Я все же настоял, чтобы моему бедному приятелю, жалкому и вшивому, дали полный котелок горячего супа, и это самое приятное, что осталось в моей памяти от всего трагикомического эпизода. Да и фриц, если он пережил плен, должен был сохранить хорошие чувства ко мне: ведь война для него кончилась.
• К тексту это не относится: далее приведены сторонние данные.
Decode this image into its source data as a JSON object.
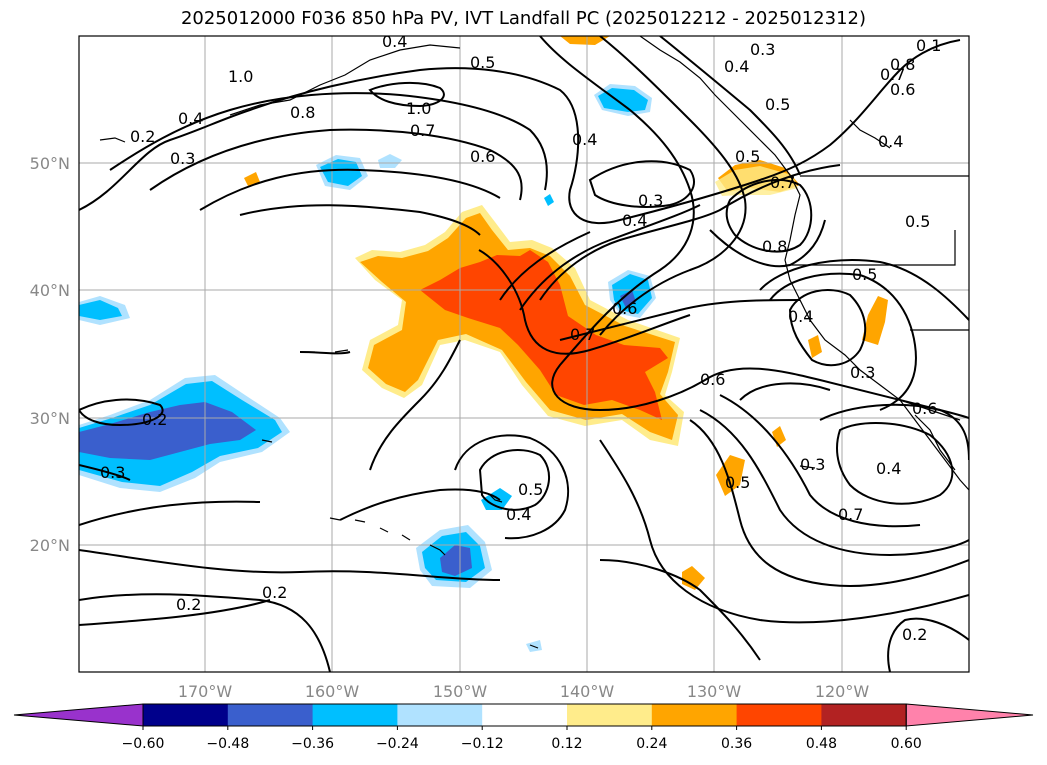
{
  "title": "2025012000 F036 850 hPa PV, IVT Landfall PC (2025012212 - 2025012312)",
  "lon_labels": [
    "170°W",
    "160°W",
    "150°W",
    "140°W",
    "130°W",
    "120°W"
  ],
  "lat_labels": [
    "50°N",
    "40°N",
    "30°N",
    "20°N"
  ],
  "colorbar": {
    "colors": [
      "#9932cc",
      "#00008b",
      "#3a5fcd",
      "#00bfff",
      "#b0e2ff",
      "#ffffff",
      "#ffec8b",
      "#ffa500",
      "#ff4500",
      "#b22222",
      "#ff82ab"
    ],
    "ticks": [
      "−0.60",
      "−0.48",
      "−0.36",
      "−0.24",
      "−0.12",
      "0.12",
      "0.24",
      "0.36",
      "0.48",
      "0.60"
    ]
  },
  "contour_labels": [
    "0.4",
    "0.5",
    "1.0",
    "0.8",
    "1.0",
    "0.4",
    "0.7",
    "0.6",
    "0.4",
    "0.3",
    "0.2",
    "0.3",
    "0.3",
    "0.4",
    "0.1",
    "0.8",
    "0.4",
    "0.7",
    "0.6",
    "0.5",
    "0.8",
    "0.4",
    "0.7",
    "0.5",
    "0.6",
    "0.5",
    "0.7",
    "0.6",
    "0.5",
    "0.4",
    "0.3",
    "0.6",
    "0.2",
    "0.3",
    "0.5",
    "0.4",
    "0.4",
    "0.7",
    "0.2",
    "0.2",
    "0.2",
    "0.5",
    "0.3"
  ]
}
Оказалось, что, заблудившись, я забрел на тропу, по которой подносили боеприпасы и пищу в большой немецкий дот. Но почему немец шел в одиночку? Почему не было патрулей?.. Неисповедимы судьбы человеческие! Оказалось также, что уже несколько дней наше командование безуспешно пыталось получить пленного — «языка». Совершали подвиги в тылу врага профессиональные разведчики, гибли специальные отряды, посланные за «языком», а пленного добыть никак не удавалось. Сам командарм Иван Иванович Федюнинский матюкал за это подчиненных так, что лопались телефонные аппараты. Начальство не знало, что делать. И вдруг, нежданно-негаданно, я разрешил эти тяжелые проблемы…

Так вот как, оказывается, становятся героями! О моей провинности не вспоминали. Я был прощен.